Il explique confusément qu’il avait acheté une première caméra, qui ne marchait pas et qu’il a donc remplacée et gardée dans son placard.
Il poursuit :
« J’ai tenté de savoir qui avait décelé la caméra. Quand elles ont porté plainte, je les ai accompagnées. Au retour du commissariat, j’ai pris le parti d’être dans la compréhension : j’ai laissé l’une partir, l’autre en télétravail.
-LE PROCUREUR : « Connaissez-vous la législation concernant la vidéosurveillance en entreprise ? »
– MONSIEUR K : « Oui j’en suis conscient. Je l’ai fait en connaissance de cause. »
– LE PROCUREUR : « Pourquoi ne pas installer la caméra en haut ? Pour voir éventuellement quelqu’un se piquer comme vous le soupçonniez ? »
– MONSIEUR K : « Les toilettes sont petites. On pouvait dissimuler seulement la caméra sous le lavabo. »
A l’issue d’une longue audition du prévenu, la présidente donne la parole aux parties civiles. La première à prendre la parole est la collègue de Mme P, Mme F. Celle-ci, très affectée, fond en larmes au milieu de sa déposition dans laquelle elle fait état d’un ressenti de « viol« .
Mme P. témoigne elle aussi du « choc » que cela a été pour elle. Elle accuse le gérant de « désinvolture« , ce qui est tout de même un euphémisme, et de l’avoir prise pour une « imbécile« .
Enfin, Mme Z, explique qu’elle est « tombée des nues en apprenant cette histoire » et fait part de son amertume de n’avoir pas reçu d’excuses du gérant, qui a même « minimisé » les faits.
L’avocate des parties civiles relève également que M. K « persiste dans ses mensonges » alors que ses clientes « subissent encore les conséquences et les effets de cette découverte », Mme Z en particulier, qui selon son psychologue, « subit un effondrement ». Elle souligne que Mmes P et F ont également dû être traitées par anxiolytique et antidépresseurs.
Elle demande 7000€ de dommages-intérêts pour chacune des victimes, ainsi que le remboursement des frais médicaux pour Mme F, qui a dû consulter un psychologue.
Dans son réquisitoire, le procureur de la République insiste sur le fait que toutes les victimes ne sont pas présentes dans la salle, entre celles qui ont retiré leurs plaintes et celles qui n’ont pas voulu porter plainte, alors que l’ensemble du personnel a subi une violation de son intimité. Il déplore le fait que la seule préoccupation de l’employeur était de savoir si les victimes allaient, ou non, porter plainte.
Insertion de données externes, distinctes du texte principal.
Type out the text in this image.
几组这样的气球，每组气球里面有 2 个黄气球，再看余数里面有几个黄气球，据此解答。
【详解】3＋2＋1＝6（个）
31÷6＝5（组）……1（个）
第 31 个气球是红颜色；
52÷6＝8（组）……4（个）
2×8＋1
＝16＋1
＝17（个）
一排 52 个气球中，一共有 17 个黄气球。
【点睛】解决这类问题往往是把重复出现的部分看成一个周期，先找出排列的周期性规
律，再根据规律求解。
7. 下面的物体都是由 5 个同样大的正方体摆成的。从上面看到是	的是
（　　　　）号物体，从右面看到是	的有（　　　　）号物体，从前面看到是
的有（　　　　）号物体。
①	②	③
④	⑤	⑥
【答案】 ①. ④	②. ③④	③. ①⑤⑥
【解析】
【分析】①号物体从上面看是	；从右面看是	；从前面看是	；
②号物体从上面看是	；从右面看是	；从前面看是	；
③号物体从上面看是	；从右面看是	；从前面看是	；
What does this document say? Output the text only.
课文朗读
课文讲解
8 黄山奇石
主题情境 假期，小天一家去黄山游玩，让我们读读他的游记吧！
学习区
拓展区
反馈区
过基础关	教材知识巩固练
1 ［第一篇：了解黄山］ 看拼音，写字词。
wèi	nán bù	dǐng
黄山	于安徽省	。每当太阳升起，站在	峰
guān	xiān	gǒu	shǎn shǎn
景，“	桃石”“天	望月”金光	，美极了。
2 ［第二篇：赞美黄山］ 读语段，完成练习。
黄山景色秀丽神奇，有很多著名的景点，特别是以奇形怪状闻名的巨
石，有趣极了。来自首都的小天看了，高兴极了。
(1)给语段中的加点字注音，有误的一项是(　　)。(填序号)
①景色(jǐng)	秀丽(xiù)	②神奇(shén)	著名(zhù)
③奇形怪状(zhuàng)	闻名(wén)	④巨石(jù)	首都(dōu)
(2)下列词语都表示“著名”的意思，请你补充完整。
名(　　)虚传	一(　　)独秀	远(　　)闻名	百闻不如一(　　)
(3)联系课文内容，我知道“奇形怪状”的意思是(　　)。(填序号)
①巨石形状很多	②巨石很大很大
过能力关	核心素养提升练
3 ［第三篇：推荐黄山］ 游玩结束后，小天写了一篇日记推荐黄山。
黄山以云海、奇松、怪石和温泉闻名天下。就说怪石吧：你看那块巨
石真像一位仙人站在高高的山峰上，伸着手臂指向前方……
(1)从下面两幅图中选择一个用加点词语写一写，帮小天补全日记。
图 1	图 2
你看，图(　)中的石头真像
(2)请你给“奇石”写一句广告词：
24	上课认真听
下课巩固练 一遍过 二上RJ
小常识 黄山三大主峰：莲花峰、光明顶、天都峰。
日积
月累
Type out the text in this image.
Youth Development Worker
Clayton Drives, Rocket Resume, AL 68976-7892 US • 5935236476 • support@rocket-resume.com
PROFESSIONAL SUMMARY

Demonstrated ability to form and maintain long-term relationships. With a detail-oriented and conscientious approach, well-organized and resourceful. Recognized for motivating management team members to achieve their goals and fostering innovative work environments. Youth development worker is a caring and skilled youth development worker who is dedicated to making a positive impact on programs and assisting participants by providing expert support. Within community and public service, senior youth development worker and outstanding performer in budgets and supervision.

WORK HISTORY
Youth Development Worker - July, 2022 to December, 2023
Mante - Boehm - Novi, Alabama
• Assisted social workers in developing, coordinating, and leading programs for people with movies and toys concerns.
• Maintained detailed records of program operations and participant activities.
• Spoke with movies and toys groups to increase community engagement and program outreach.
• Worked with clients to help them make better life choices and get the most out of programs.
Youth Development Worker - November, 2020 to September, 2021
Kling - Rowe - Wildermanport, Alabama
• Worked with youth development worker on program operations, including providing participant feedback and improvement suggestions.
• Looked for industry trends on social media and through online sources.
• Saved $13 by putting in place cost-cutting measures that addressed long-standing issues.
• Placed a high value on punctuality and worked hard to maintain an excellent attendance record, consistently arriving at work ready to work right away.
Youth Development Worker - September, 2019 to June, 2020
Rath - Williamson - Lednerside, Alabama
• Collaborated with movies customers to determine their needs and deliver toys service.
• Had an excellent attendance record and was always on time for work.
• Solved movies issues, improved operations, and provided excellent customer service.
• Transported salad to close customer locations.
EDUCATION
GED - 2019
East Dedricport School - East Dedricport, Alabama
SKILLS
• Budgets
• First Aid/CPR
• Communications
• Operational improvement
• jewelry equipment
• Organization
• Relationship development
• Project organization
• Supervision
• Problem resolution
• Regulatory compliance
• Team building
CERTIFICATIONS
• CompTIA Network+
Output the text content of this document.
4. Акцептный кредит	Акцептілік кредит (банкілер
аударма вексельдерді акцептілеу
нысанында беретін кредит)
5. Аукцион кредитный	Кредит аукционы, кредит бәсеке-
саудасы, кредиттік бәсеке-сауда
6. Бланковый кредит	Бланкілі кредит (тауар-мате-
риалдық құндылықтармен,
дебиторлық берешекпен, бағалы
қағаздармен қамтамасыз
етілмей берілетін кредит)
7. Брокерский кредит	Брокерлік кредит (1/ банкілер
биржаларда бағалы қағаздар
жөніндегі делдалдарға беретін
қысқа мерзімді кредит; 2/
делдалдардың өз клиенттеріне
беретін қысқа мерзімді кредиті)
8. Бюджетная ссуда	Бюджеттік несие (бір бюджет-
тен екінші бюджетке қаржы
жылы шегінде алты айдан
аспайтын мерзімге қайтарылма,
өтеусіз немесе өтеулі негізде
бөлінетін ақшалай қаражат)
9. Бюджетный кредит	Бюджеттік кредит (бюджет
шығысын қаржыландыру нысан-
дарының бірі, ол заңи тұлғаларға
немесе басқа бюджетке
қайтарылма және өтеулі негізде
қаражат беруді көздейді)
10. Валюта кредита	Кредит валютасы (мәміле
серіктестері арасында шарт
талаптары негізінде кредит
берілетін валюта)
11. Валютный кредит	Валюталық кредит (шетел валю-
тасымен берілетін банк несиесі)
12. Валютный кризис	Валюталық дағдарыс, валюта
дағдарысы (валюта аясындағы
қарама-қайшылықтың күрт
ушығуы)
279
Il s’emploie ensuite à détruire savamment les arguments de la défense, en appuyant le fait que M. K a changé plusieurs fois de version.
Enfin, il corrige les dires de M. K qui déclarait au début avoir fait une bêtise : « Ce n’est pas une bêtise ce que vous avez fait, c’est un délit, et pour cela je demande que vous soyez condamnés à 18 mois d’emprisonnement assortis du sursis avec mise à l’épreuve, avec une obligation de travail et une obligation de soin ».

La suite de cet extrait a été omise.